My classes worked on homophones that day, and we learned about the differences in a very social and interactive way. We would review the words and spelling, then kids would chime in with the differences in their meaning while writing the definitions — not super exciting, but the kids were in it and all were actively involved with keeping up. It was a good lesson, and they were learning. One student, who isn’t by any means studious, even said, “I love this! It’s so fun.” I wasn’t even doing anything worthy of notoriety, just teaching and interacting with my students, and they were all actively engaged.

As the day progressed, there was news of schools in the county closing due to the threat of the virus spreading. I recall scrambling to add some lessons online for students to be able to do that following week. This wasn’t the typical feeling of a snow day or another reason to be out of school. The uncertainty of it all was strange and scary.

By the end of the day when students were released to go home, I stood at my duty post looking out the window at students boarding the buses. I truly had to hold back tears with fleeting thoughts of not seeing them for a long time. I held it together the best I could.

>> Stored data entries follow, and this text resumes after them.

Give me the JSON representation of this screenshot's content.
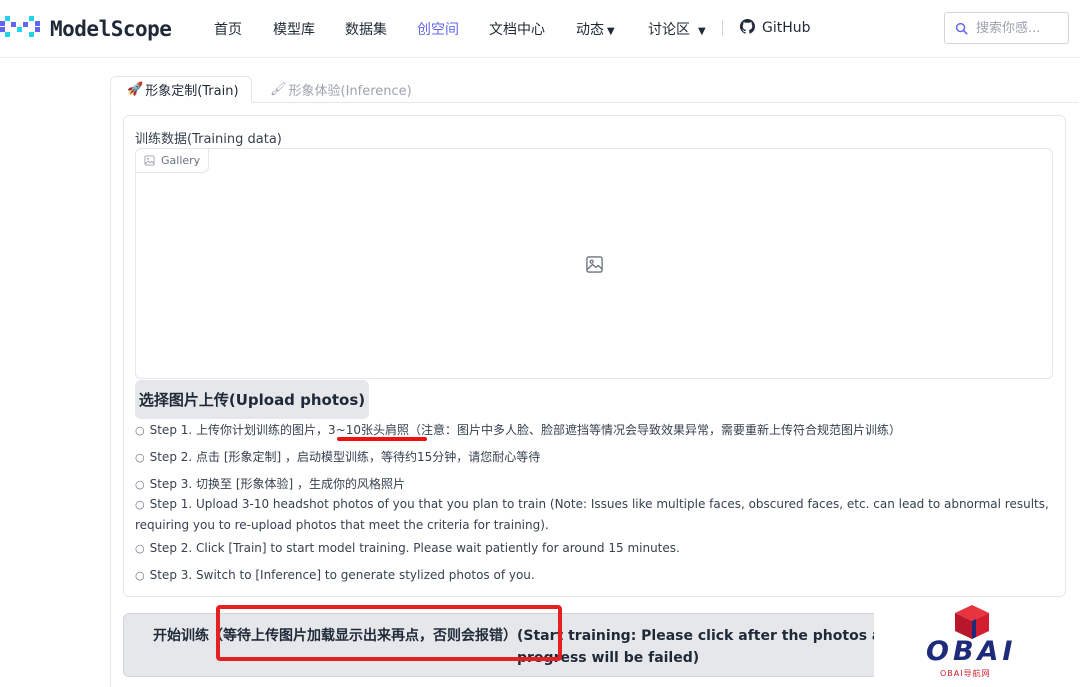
{
  "nav": {
    "brand": "ModelScope",
    "items": [
      {
        "label": "首页"
      },
      {
        "label": "模型库"
      },
      {
        "label": "数据集"
      },
      {
        "label": "创空间"
      },
      {
        "label": "文档中心"
      },
      {
        "label": "动态"
      },
      {
        "label": "讨论区"
      },
      {
        "label": "GitHub"
      }
    ],
    "active_color": "#6366f1",
    "search_placeholder": "搜索你感..."
  },
  "tabs": [
    {
      "label": "形象定制(Train)",
      "icon": "rocket-icon",
      "emoji": "🚀"
    },
    {
      "label": "形象体验(Inference)",
      "icon": "paintbrush-icon",
      "emoji": "🖌"
    }
  ],
  "train": {
    "field_label": "训练数据(Training data)",
    "gallery_label": "Gallery",
    "upload_button": "选择图片上传(Upload photos)",
    "steps_cn": [
      {
        "before": "Step 1. 上传你计划训练的图片，",
        "highlight": "3~10张头肩照",
        "after": "（注意：图片中多人脸、脸部遮挡等情况会导致效果异常，需要重新上传符合规范图片训练）"
      },
      {
        "text": "Step 2. 点击 [形象定制] ，启动模型训练，等待约15分钟，请您耐心等待"
      },
      {
        "text": "Step 3. 切换至 [形象体验] ，生成你的风格照片"
      }
    ],
    "steps_en": [
      {
        "text": "Step 1. Upload 3-10 headshot photos of you that you plan to train (Note: Issues like multiple faces, obscured faces, etc. can lead to abnormal results, requiring you to re-upload photos that meet the criteria for training)."
      },
      {
        "text": "Step 2. Click [Train] to start model training. Please wait patiently for around 15 minutes."
      },
      {
        "text": "Step 3. Switch to [Inference] to generate stylized photos of you."
      }
    ],
    "start_button": {
      "prefix": "开始训练",
      "boxed": "（等待上传图片加载显示出来再点，否则会报错）",
      "suffix": "(Start training: Please click after the photos are",
      "line2": "progress will be failed)"
    },
    "annotation_color": "#e52020"
  },
  "watermark": {
    "title": "OBAI",
    "subtitle": "OBAI导航网",
    "colors": {
      "text": "#1e2a7a",
      "cube": "#d21e2e"
    }
  }
}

Now, as I’m six weeks into distance learning and with only a few weeks of school left, I have a routine and have stayed busy trying to teach from home, keep up with conferences, and check in with my students. I am also trying to keep my own kids on task with their distance learning while also maintaining our life at home. While I’m glad we are staying safe, I am haunted by the memories of March 13th and how school as we know it is so uncertain right now.

Lori Bowen teaches English and language arts at Huntington Middle School.